Design and Evaluation of a Prototype Portable Panel PET Imaging System

Positron Emission Tomography (PET) is a nuclear imaging modality used in clinical diagnostics and biomedical research to show metabolic processes in an organism. Movable PET has great significance for the practical application of tumor diagnosis. In this paper, we propose a panel PET imaging system with high portability, and further evaluate a virtual-pinhole PET (VP-PET) system with higher spatial resolution. To evaluate the resolution of the PET prototype, we build a rotation stage coupled with two PET detector modules. PET detectors are composed of 12 × 12 LYSO crystals and Position Sensitive Photomultiplier Tubes (PSPMT). The central position of the two coincidence detectors is consistent with the rotation center, where a 22Na point source with a 3 mm diameter and an activity of 1 μCi is placed.
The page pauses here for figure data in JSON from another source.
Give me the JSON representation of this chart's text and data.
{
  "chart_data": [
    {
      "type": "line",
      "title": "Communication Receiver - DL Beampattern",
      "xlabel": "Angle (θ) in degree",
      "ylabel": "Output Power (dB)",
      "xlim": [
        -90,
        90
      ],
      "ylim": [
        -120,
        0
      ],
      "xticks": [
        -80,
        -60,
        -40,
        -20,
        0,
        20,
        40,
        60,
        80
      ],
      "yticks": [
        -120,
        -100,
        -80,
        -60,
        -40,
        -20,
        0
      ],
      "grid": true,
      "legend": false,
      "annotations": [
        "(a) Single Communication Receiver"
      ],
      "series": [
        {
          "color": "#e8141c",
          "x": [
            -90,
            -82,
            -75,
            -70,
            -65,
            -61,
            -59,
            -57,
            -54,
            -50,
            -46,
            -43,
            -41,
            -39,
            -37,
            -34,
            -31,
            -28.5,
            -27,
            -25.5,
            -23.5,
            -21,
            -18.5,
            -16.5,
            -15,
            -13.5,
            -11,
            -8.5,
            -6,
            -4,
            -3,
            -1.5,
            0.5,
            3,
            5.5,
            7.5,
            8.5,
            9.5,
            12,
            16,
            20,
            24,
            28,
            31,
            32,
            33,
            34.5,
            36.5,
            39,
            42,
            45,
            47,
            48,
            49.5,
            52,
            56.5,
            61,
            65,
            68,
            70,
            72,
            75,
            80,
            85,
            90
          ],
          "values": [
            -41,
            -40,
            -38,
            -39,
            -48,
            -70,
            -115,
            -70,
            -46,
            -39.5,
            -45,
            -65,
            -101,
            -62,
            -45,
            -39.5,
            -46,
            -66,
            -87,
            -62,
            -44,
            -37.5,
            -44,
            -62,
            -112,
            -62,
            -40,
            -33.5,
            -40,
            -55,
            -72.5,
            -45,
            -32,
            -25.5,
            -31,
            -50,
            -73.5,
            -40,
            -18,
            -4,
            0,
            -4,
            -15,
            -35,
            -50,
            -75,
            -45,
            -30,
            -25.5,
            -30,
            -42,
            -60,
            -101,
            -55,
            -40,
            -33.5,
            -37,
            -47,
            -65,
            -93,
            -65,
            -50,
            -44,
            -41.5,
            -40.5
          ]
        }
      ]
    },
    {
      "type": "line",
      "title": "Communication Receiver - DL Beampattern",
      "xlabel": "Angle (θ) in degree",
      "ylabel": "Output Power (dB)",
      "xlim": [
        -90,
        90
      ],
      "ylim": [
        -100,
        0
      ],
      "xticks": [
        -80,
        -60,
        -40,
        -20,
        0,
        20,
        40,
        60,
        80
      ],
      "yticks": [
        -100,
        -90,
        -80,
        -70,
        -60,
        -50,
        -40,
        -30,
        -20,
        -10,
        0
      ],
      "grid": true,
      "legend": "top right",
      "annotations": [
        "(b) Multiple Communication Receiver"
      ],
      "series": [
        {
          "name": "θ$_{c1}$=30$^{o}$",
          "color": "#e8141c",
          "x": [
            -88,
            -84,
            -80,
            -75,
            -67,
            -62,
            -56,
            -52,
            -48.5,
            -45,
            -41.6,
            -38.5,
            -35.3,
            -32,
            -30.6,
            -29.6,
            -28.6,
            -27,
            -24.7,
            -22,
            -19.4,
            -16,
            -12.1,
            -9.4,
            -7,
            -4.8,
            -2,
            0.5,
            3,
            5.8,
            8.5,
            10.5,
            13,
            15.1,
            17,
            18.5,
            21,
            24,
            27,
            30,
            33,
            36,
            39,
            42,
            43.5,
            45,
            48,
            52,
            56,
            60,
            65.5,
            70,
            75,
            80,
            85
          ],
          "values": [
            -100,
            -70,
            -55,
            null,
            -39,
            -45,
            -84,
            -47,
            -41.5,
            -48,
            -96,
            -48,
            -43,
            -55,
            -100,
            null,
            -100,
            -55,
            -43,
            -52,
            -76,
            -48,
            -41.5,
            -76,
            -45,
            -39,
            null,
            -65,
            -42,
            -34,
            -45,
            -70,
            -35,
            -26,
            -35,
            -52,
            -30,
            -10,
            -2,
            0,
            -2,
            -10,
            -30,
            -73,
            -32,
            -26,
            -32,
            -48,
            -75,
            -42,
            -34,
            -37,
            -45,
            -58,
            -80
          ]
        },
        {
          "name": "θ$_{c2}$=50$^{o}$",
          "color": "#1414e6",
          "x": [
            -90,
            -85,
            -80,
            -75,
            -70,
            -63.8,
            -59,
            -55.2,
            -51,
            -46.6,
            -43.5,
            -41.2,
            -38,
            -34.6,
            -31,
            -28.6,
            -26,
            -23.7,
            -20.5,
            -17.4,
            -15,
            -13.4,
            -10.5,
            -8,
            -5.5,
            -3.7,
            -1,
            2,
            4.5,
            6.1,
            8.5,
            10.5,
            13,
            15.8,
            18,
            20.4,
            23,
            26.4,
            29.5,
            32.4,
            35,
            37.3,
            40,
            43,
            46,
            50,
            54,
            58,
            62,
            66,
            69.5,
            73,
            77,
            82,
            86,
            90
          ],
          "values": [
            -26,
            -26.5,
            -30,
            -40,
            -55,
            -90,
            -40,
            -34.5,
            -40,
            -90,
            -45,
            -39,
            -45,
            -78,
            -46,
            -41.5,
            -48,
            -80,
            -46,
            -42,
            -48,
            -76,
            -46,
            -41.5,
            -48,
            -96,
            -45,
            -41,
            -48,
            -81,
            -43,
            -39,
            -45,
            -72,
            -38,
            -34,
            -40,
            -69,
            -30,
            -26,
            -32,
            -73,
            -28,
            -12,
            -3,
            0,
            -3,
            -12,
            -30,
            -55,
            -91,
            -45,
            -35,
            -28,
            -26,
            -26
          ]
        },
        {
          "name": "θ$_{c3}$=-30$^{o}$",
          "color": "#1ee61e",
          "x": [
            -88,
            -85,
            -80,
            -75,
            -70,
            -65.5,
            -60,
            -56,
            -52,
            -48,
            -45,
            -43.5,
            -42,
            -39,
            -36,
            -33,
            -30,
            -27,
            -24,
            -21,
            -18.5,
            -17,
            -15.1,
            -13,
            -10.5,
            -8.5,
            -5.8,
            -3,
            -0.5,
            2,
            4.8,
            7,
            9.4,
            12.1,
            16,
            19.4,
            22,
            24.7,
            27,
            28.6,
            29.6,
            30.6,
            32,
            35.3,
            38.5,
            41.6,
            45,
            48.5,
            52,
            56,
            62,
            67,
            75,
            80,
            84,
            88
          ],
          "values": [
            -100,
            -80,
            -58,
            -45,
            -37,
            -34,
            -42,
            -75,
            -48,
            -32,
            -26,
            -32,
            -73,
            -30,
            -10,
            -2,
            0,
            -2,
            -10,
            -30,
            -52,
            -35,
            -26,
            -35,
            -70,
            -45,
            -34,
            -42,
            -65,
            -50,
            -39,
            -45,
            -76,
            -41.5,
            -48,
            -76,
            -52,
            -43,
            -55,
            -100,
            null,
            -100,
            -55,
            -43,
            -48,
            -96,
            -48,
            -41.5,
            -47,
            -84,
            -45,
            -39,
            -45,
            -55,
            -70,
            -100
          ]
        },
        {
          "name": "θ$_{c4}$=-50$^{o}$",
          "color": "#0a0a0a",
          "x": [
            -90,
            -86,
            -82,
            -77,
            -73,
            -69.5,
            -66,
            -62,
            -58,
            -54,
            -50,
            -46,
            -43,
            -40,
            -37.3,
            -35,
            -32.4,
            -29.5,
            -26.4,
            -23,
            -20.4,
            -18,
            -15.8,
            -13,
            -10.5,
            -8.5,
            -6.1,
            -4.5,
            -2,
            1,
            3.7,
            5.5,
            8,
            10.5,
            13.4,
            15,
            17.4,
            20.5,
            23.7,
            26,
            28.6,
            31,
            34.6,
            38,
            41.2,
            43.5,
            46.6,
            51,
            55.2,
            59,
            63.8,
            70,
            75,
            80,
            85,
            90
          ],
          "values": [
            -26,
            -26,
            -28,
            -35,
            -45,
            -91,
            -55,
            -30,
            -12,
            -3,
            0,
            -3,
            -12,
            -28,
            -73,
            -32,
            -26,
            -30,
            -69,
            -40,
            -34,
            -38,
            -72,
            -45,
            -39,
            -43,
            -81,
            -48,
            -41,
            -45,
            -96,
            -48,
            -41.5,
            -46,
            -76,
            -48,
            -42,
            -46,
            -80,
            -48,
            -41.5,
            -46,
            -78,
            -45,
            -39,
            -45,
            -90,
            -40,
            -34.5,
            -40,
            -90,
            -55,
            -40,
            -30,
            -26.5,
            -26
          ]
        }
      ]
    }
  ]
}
The stage rotates several times on the horizontal plane, which enables signal acquisition within the range of 360°. A TCA DAQ system from Natuq is used for signal waveform acquisition, and FPGA algorithm programming is performed. After removing the coincidence detection data of repeated angles, the filtered back-projection (FBP) algorithm is used to reconstruct the 22Na point source image. Since the pixel size of the LYSO crystal directly affects the spatial resolution of the PET system, we set experiments of five types of LYSO crystals with pixels from 0.9mm to 2.0mm on VP-PET geometry. Meanwhile, the relationship between the spatial resolution of VP-PET with the pixel size of LYSO crystal is compared and analyzed in the experiments. In addition, in the Geant4 simulation, the two-dimensional image reconstruction of MRI glioma phantom is carried out by the panel PET system, which further proves that the VP-PET system has accurate spatial resolution and high sensitivity.